If the tension in CA is three times that in CB, show that w = 2√(g/l).





I thought I'd worked it out, but I keep getting back to w = 1.32√(g/l). From that, I think I've resolved the forces wrongly - but if C is a mid-point, that means the length of CA should be = length of CB, right? From there, doesn't it also mean that cos theta = (L/2)/L? I don't really understand; help'd be very much appreciated. Thanks so very much in advance!

Tension: A light inextensible string AB of length 2L has a particle attached to its mid-point C...?
Yes, I think that you are forgetting the vertical component due to the tension (T) in BC.

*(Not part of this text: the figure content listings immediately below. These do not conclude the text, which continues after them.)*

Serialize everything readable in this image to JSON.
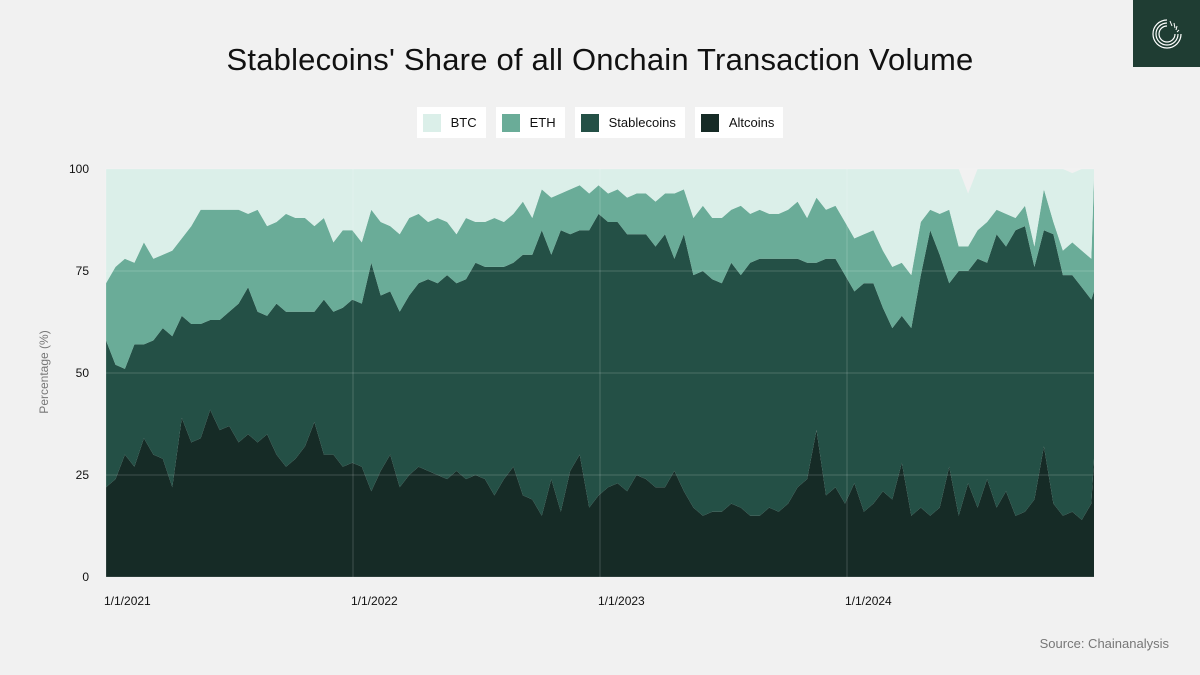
{
  "title": "Stablecoins' Share of all Onchain Transaction Volume",
  "source": "Source: Chainanalysis",
  "logo": {
    "icon": "chainalysis-logo-icon",
    "background": "#1f3d33"
  },
  "legend": [
    {
      "label": "BTC",
      "color": "#dbefe9"
    },
    {
      "label": "ETH",
      "color": "#6aac98"
    },
    {
      "label": "Stablecoins",
      "color": "#245046"
    },
    {
      "label": "Altcoins",
      "color": "#162b26"
    }
  ],
  "chart_data": {
    "type": "area",
    "stacked": true,
    "ylabel": "Percentage (%)",
    "ylim": [
      0,
      100
    ],
    "yticks": [
      "0",
      "25",
      "50",
      "75",
      "100"
    ],
    "xlim": [
      "2021-01-01",
      "2024-12-31"
    ],
    "xticks": [
      "1/1/2021",
      "1/1/2022",
      "1/1/2023",
      "1/1/2024"
    ],
    "grid": true,
    "x": [
      "2021-01-01",
      "2021-01-15",
      "2021-01-29",
      "2021-02-12",
      "2021-02-26",
      "2021-03-12",
      "2021-03-26",
      "2021-04-09",
      "2021-04-23",
      "2021-05-07",
      "2021-05-21",
      "2021-06-04",
      "2021-06-18",
      "2021-07-02",
      "2021-07-16",
      "2021-07-30",
      "2021-08-13",
      "2021-08-27",
      "2021-09-10",
      "2021-09-24",
      "2021-10-08",
      "2021-10-22",
      "2021-11-05",
      "2021-11-19",
      "2021-12-03",
      "2021-12-17",
      "2021-12-31",
      "2022-01-14",
      "2022-01-28",
      "2022-02-11",
      "2022-02-25",
      "2022-03-11",
      "2022-03-25",
      "2022-04-08",
      "2022-04-22",
      "2022-05-06",
      "2022-05-20",
      "2022-06-03",
      "2022-06-17",
      "2022-07-01",
      "2022-07-15",
      "2022-07-29",
      "2022-08-12",
      "2022-08-26",
      "2022-09-09",
      "2022-09-23",
      "2022-10-07",
      "2022-10-21",
      "2022-11-04",
      "2022-11-18",
      "2022-12-02",
      "2022-12-16",
      "2022-12-30",
      "2023-01-13",
      "2023-01-27",
      "2023-02-10",
      "2023-02-24",
      "2023-03-10",
      "2023-03-24",
      "2023-04-07",
      "2023-04-21",
      "2023-05-05",
      "2023-05-19",
      "2023-06-02",
      "2023-06-16",
      "2023-06-30",
      "2023-07-14",
      "2023-07-28",
      "2023-08-11",
      "2023-08-25",
      "2023-09-08",
      "2023-09-22",
      "2023-10-06",
      "2023-10-20",
      "2023-11-03",
      "2023-11-17",
      "2023-12-01",
      "2023-12-15",
      "2023-12-29",
      "2024-01-12",
      "2024-01-26",
      "2024-02-09",
      "2024-02-23",
      "2024-03-08",
      "2024-03-22",
      "2024-04-05",
      "2024-04-19",
      "2024-05-03",
      "2024-05-17",
      "2024-05-31",
      "2024-06-14",
      "2024-06-28",
      "2024-07-12",
      "2024-07-26",
      "2024-08-09",
      "2024-08-23",
      "2024-09-06",
      "2024-09-20",
      "2024-10-04",
      "2024-10-18",
      "2024-11-01",
      "2024-11-15",
      "2024-11-29",
      "2024-12-13",
      "2024-12-27",
      "2024-12-31"
    ],
    "series": [
      {
        "name": "Altcoins",
        "color": "#162b26",
        "values": [
          22,
          24,
          30,
          27,
          34,
          30,
          29,
          22,
          39,
          33,
          34,
          41,
          36,
          37,
          33,
          35,
          33,
          35,
          30,
          27,
          29,
          32,
          38,
          30,
          30,
          27,
          28,
          27,
          21,
          26,
          30,
          22,
          25,
          27,
          26,
          25,
          24,
          26,
          24,
          25,
          24,
          20,
          24,
          27,
          20,
          19,
          15,
          24,
          16,
          26,
          30,
          17,
          20,
          22,
          23,
          21,
          25,
          24,
          22,
          22,
          26,
          21,
          17,
          15,
          16,
          16,
          18,
          17,
          15,
          15,
          17,
          16,
          18,
          22,
          24,
          36,
          20,
          22,
          18,
          23,
          16,
          18,
          21,
          19,
          28,
          15,
          17,
          15,
          17,
          27,
          15,
          23,
          17,
          24,
          17,
          21,
          15,
          16,
          19,
          32,
          18,
          15,
          16,
          14,
          18,
          29
        ]
      },
      {
        "name": "Stablecoins",
        "color": "#245046",
        "values": [
          36,
          28,
          21,
          30,
          23,
          28,
          32,
          37,
          25,
          29,
          28,
          22,
          27,
          28,
          34,
          36,
          32,
          29,
          37,
          38,
          36,
          33,
          27,
          38,
          35,
          39,
          40,
          40,
          56,
          43,
          40,
          43,
          44,
          45,
          47,
          47,
          50,
          46,
          49,
          52,
          52,
          56,
          52,
          50,
          59,
          60,
          70,
          55,
          69,
          58,
          55,
          68,
          69,
          65,
          64,
          63,
          59,
          60,
          59,
          62,
          52,
          63,
          57,
          60,
          57,
          56,
          59,
          57,
          62,
          63,
          61,
          62,
          60,
          56,
          53,
          41,
          58,
          56,
          56,
          47,
          56,
          54,
          45,
          42,
          36,
          46,
          57,
          70,
          62,
          45,
          60,
          52,
          61,
          53,
          67,
          60,
          70,
          70,
          57,
          53,
          66,
          59,
          58,
          57,
          50,
          41
        ]
      },
      {
        "name": "ETH",
        "color": "#6aac98",
        "values": [
          14,
          24,
          27,
          20,
          25,
          20,
          18,
          21,
          19,
          24,
          28,
          27,
          27,
          25,
          23,
          18,
          25,
          22,
          20,
          24,
          23,
          23,
          21,
          20,
          17,
          19,
          17,
          15,
          13,
          18,
          16,
          19,
          19,
          17,
          14,
          16,
          13,
          12,
          15,
          10,
          11,
          12,
          11,
          12,
          13,
          9,
          10,
          14,
          9,
          11,
          11,
          9,
          7,
          7,
          8,
          9,
          10,
          10,
          11,
          10,
          16,
          11,
          14,
          16,
          15,
          16,
          13,
          17,
          12,
          12,
          11,
          11,
          12,
          14,
          11,
          16,
          12,
          13,
          13,
          13,
          12,
          13,
          14,
          15,
          13,
          13,
          13,
          5,
          10,
          18,
          6,
          6,
          7,
          10,
          6,
          8,
          3,
          5,
          5,
          10,
          3,
          6,
          8,
          9,
          10,
          28
        ]
      },
      {
        "name": "BTC",
        "color": "#dbefe9",
        "values": [
          28,
          24,
          22,
          23,
          18,
          22,
          21,
          20,
          17,
          14,
          10,
          10,
          10,
          10,
          10,
          11,
          10,
          14,
          13,
          11,
          12,
          12,
          14,
          12,
          18,
          15,
          15,
          18,
          10,
          13,
          14,
          16,
          12,
          11,
          13,
          12,
          13,
          16,
          12,
          13,
          13,
          12,
          13,
          11,
          8,
          12,
          5,
          7,
          6,
          5,
          4,
          6,
          4,
          6,
          5,
          7,
          6,
          6,
          8,
          6,
          6,
          5,
          12,
          9,
          12,
          12,
          10,
          9,
          11,
          10,
          11,
          11,
          10,
          8,
          12,
          7,
          10,
          9,
          13,
          17,
          16,
          15,
          20,
          24,
          23,
          26,
          13,
          10,
          11,
          10,
          19,
          13,
          15,
          13,
          10,
          11,
          12,
          9,
          19,
          5,
          13,
          20,
          17,
          20,
          22,
          2
        ]
      }
    ]
  }
}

Resolving vertically: mg + T cos theta = 3T cos theta


mg = 2Tcos theta





As you say cos theta = (L/2)/L = 1/2





Thus mg = T


m = T/g ............Eq (1)





Resolving horizontally: mrw^2 = 3T sin theta + T sin theta


but r = L sin theta


Thus mw^2 = 4T/L





Substitute for m from (1) and rearrange





w^2 = 4g/L





Hope that helps.
Reply:You get the given result only iff the line (not a string) AB has length L.


Summing horizontal forces gives:


m*r*w^2 = (3F + F)*sin(fi)...........(1), and


summing vertical forces gives:


m*g = (3F - F)*cos(fi)..........(2)


where:


F is the lower string force,


fi is the angle between AB axis and the upper string,


r is the radius of the mass (distance from AB axis),


L is the length of AB axis.


Dividing (1) by (2) gives:


(r/g)*w^2 = 2*tan(fi) = 2 * r/(L/2) = 4*r/L giving:


w = 2*sqrt(g/L).